Lupi, Gippoliti: “La specie va protetta, ma si intervenga sugli esemplari pericolosi”

AGI – In Italia nel 2022 i lupi secondo una stima erano 3.300, dato senza uguali tra i Paesi dell’Unione europea, e negli ultimi anni hanno creato problemi crescenti a pastori ed allevatori, finora però confinati a qualche trafiletto di giornale o a isolate battaglie locali. “Serve una nuova comunicazione più trasparente e un cambio di passo nella gestione del lupo in Italia, in linea con quanto avviene da anni in altri Paesi europei e negli Usa”, avverte Spartaco Gippoliti, conservazionista dell’Associazione Italiana Wilderness, in un’intervista all’AGI, “questo vuol dire anche mitigare la normativa europea a protezione del lupo. La specie deve restare protetta, ma si deve intervenire con maggiore facilità sugli individui pericolosi, confidenti o problematici ogni qualvolta si renda necessario”.

Si stima che 950 esemplari si muovano nelle regioni alpine e quasi 2400 lungo il resto della penisola, anche in regioni come la Toscana dove la settimana scorsa si è svolto il convegno ‘Emergenza lupo, le verità da sapere’ a Laterina, in provincia di Arezzo. Allevatori, esperti e amministratori si sono confrontati sulle conseguenze della mancata gestione del lupo in Italia e sulla necessità di un equilibrio accettabile tra esigenze delle comunità rurali e tutela della fauna. Malgrado i 500.000 Euro che la regione Toscana spende annualmente per indennizzare le perdite, infatti, pastori e allevatori hanno messo in rilievo che i danni economici, come quelli legati allo stress post-predatorio nelle pecore sopravvissute, sono sempre maggiori di quelli indennizzati.

 

Nel convegno è stato inoltre evidenziato da più parti che il lupo sta modificando la fisionomia degli allevamenti ovini, con la rarefazioni del pascolo brado e la stabulazione degli animali all’interno di stalle protette, due cambiamenti che hanno conseguenze sia sulla qualità del latte che sul benessere degli animali. I piccoli allevatori sono quelli che soffrono di più.

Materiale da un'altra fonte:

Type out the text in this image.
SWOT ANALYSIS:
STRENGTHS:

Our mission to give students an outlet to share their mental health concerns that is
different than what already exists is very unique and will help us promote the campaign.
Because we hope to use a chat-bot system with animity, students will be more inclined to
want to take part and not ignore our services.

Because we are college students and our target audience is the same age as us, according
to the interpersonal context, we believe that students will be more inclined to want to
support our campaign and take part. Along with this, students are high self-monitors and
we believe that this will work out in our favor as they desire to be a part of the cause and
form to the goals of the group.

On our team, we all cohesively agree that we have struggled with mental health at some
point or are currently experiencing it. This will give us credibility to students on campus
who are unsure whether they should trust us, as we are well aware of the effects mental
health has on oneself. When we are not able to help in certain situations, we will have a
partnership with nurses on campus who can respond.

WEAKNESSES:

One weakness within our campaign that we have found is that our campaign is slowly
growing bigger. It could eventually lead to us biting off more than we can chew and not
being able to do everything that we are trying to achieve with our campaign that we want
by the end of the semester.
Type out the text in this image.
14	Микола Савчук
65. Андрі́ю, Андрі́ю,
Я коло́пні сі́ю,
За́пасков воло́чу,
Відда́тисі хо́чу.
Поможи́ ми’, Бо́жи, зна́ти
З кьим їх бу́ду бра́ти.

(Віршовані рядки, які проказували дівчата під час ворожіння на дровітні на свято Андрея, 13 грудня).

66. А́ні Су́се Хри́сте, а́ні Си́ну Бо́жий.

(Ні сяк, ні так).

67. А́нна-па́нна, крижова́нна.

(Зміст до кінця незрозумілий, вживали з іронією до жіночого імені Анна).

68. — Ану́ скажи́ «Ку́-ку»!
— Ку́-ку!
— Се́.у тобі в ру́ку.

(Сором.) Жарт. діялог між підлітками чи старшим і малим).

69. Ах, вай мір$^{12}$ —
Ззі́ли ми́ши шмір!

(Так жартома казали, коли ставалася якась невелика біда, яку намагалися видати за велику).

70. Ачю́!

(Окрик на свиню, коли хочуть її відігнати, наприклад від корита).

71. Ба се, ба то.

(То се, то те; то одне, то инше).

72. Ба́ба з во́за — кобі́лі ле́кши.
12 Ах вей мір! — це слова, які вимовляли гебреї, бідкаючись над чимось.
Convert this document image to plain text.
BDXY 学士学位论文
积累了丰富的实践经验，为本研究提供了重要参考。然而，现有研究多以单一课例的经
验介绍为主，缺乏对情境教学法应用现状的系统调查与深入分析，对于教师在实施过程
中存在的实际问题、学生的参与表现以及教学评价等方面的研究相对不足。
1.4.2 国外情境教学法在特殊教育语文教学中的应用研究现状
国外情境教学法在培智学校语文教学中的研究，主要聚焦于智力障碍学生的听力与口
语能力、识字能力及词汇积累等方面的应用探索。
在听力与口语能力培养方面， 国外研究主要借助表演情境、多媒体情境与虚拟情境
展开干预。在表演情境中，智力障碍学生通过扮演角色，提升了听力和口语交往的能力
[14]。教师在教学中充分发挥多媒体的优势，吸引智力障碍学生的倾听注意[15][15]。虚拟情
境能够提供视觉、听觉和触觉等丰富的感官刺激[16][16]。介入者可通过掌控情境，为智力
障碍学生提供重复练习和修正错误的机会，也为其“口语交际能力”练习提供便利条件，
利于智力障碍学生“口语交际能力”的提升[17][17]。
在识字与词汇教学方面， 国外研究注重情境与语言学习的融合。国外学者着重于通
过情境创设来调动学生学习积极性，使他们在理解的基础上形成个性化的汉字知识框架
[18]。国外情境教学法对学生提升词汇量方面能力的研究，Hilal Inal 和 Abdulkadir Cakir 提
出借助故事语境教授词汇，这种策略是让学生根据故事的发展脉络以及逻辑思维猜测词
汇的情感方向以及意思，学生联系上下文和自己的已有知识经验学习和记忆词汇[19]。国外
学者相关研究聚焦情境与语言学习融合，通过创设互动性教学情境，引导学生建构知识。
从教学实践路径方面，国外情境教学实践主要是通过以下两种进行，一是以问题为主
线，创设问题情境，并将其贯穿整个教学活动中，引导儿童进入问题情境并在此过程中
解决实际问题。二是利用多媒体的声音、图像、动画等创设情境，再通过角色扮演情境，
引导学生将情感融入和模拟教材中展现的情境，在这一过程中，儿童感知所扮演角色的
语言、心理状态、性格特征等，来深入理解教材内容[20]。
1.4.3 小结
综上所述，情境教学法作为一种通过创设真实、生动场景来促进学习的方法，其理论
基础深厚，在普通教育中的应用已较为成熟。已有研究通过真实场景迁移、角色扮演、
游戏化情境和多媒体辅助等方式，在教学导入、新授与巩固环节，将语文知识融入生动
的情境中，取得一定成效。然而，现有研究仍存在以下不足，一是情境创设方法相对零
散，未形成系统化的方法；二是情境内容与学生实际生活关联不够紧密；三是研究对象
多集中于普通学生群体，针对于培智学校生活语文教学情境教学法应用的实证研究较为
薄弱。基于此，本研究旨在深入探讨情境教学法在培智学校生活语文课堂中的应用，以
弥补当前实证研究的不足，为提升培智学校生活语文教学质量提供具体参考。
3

La Direttiva comunitaria Habitat del 1992 (recepita dall’Italia nel 1997) proibisce la cattura, l’uccisione, il disturbo, la detenzione, il trasporto, lo scambio e la commercializzazione del lupo, che rischiava l’estinzione nel Vecchio Continente. Tuttavia sono ammesse eccezioni e la stessa presidente della Commissione europea, Ursula von der Leyen, ha recentemente invitato le autorità nazionali a valutare abbattimenti mirati, ove necessario.

“Il livello di tutela del lupo va abbassato”, ha avvertito von der Leyen, in un videomessaggio trasmesso durante il congresso della Svp a Merano, “non è l’uomo che si deve adeguare alla presenza del lupo, ma è il lupo che deve imparare a convivere con l’uomo”.

In Francia, dove sono presenti circa 900 lupi, lo scorso anno ne sono stati abbattuti quasi 200. In Svizzera lo scorso inverno ne sono stati uccisi una quarantina ma restano una minaccia per l’economia alpestre: nel 2023 si contavano 71 lupi e 13 branchi nel Canton Vallese, dove vengono allevate le pecore di razza bianca alpina, e si sono registrate 401 predazioni.

“La convivenza non si ottiene con l’approccio paternalistico e vagamente colonialista come è accaduto fino a oggi” in Italia, sostiene ancora Gippoliti, “bisogna instaurare un dialogo paritetico con allevatori e agricoltori. Sono infatti le comunità rurali le sole che pagano oggi il costo reale e salato della presenza del lupo in Italia. Un dialogo di cui si avvantaggerebbe la società intera. Non sfugge a nessuno, infatti, che è dalla tutela dell’economia rurale che discendono molte delle eccellenze agroalimentari italiane”.